Walt was never one of Disney’s top animators (he did beautiful clean up work for many of the Nine Old Men, before moving into animation in the early 1960s).
In the photo above he is animating Baloo from The Jungle Book as he is chasing King Louie’s monkeys, who just kidnapped Mowgli. It’s a real nice action sequence that shows Walt’s talent as an animator.
We loved Walt’s unconventional classes that differed so much from art school. He would have the model pose for a couple of minutes, and asked the students just to observe, no drawing yet. Then the model would disappear and we were asked to draw the pose from memory. Stuff like that was new and exciting and helped us to approach our drawing and observation skills in a different way.
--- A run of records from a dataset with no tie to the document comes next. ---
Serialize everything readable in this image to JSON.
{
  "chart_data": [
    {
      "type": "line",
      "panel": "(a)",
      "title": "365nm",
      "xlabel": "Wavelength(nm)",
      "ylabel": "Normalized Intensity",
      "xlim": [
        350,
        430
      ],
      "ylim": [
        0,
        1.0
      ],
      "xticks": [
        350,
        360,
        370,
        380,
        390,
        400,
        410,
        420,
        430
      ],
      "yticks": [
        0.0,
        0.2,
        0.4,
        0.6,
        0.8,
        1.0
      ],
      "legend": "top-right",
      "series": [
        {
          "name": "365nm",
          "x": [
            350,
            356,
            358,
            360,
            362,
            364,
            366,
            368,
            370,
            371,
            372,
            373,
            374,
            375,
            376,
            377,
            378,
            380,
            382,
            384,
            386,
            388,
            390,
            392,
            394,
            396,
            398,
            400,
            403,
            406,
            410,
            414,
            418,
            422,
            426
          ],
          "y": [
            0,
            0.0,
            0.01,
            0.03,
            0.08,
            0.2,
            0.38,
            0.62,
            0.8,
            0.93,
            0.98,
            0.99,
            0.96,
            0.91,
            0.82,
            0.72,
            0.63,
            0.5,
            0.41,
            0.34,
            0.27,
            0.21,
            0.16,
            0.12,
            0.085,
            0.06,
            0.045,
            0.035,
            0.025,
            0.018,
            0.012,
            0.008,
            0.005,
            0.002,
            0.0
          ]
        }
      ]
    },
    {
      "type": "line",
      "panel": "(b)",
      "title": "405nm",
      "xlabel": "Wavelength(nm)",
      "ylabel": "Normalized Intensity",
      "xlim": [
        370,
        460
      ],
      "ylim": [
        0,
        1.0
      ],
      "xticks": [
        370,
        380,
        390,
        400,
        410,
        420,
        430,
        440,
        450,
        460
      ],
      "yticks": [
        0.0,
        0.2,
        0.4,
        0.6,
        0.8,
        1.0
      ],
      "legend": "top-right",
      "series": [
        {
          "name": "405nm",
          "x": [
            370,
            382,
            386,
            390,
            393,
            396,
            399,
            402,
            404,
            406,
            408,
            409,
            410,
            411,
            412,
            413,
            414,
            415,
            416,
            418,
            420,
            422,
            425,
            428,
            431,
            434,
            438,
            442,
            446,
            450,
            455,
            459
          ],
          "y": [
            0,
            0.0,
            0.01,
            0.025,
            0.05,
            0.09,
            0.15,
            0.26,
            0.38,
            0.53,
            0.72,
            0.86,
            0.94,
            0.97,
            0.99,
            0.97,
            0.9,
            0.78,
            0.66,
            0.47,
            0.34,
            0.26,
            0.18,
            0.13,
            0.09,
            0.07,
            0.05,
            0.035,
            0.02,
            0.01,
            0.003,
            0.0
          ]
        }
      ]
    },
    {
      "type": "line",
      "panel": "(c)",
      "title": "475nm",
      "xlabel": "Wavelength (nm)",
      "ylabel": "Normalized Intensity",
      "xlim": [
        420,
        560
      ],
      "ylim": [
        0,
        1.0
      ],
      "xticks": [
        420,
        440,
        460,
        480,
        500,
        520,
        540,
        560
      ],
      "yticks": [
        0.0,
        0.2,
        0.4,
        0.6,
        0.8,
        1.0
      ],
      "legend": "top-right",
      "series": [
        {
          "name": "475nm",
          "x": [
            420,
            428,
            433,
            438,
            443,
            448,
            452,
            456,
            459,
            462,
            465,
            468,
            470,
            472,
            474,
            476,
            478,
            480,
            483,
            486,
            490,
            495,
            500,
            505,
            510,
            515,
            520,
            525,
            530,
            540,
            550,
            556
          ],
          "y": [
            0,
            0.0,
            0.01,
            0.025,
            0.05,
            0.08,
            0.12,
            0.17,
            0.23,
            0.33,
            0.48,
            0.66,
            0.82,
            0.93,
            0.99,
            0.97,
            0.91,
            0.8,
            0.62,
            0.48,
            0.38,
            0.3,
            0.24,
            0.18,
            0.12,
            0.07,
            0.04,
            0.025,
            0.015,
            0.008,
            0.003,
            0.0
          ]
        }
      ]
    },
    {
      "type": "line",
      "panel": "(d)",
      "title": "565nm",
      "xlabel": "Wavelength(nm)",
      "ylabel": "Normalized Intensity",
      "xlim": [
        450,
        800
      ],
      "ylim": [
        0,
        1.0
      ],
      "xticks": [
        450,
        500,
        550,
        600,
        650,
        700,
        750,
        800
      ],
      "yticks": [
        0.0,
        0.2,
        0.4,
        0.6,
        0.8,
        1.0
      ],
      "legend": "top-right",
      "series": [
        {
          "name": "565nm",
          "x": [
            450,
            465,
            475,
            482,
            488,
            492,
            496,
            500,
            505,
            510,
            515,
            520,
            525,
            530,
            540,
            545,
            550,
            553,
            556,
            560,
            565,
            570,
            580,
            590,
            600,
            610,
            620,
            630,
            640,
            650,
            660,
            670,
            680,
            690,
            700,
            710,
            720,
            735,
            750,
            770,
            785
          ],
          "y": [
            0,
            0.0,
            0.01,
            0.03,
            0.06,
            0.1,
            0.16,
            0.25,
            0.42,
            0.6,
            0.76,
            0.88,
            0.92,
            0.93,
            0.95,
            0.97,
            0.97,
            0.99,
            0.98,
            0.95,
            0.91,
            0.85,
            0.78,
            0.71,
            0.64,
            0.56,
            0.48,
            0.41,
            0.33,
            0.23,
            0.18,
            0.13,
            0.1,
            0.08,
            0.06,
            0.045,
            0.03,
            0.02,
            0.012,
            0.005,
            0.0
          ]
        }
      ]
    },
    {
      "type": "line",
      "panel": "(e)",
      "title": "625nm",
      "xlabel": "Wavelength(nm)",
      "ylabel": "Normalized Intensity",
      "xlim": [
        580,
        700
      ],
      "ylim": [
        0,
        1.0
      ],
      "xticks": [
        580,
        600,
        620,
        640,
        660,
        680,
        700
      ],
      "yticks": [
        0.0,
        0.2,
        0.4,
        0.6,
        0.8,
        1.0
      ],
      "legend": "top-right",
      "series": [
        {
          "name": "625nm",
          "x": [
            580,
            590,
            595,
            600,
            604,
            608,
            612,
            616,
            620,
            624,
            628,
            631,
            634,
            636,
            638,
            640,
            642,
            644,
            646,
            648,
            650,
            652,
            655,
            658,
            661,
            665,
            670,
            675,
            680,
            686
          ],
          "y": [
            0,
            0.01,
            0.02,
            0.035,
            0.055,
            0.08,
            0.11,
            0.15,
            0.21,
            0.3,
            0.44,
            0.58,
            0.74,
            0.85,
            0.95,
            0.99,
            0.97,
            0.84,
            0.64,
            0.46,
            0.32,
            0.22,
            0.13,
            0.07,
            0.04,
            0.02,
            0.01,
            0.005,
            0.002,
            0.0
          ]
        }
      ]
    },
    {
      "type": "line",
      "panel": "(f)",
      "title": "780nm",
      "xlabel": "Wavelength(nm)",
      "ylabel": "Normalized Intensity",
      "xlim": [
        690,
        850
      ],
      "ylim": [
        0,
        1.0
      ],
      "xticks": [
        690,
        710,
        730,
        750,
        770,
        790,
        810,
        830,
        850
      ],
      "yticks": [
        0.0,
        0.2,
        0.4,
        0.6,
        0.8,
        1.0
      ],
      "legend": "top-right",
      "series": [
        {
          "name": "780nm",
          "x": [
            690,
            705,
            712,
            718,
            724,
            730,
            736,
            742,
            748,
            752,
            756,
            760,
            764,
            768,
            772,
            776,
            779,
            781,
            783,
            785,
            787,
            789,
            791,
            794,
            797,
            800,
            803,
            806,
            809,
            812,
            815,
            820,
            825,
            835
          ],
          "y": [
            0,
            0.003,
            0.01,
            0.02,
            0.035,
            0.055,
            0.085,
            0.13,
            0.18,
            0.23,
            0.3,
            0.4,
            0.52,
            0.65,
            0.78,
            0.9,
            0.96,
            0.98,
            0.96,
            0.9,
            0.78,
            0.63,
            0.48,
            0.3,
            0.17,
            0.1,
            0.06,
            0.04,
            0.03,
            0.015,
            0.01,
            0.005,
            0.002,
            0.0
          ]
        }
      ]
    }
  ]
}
If you are a student, do yourself the favor and check out Don Hahn’s published notes that Walt used to hand out regularly. His writing is very insightful, it makes you think about making interesting statements through your drawings. There are two volumes:
http://www.amazon.com/Drawn-Life-Classes-Stanchfield-Lectures/dp/0240811070/ref=pd_sim_b_1?ie=UTF8&refRID=0M0204RP3S17JFQ4FZRN, titled Drawn to Life:
I was flattered when Walt included some of my animal sketches in one of his handouts.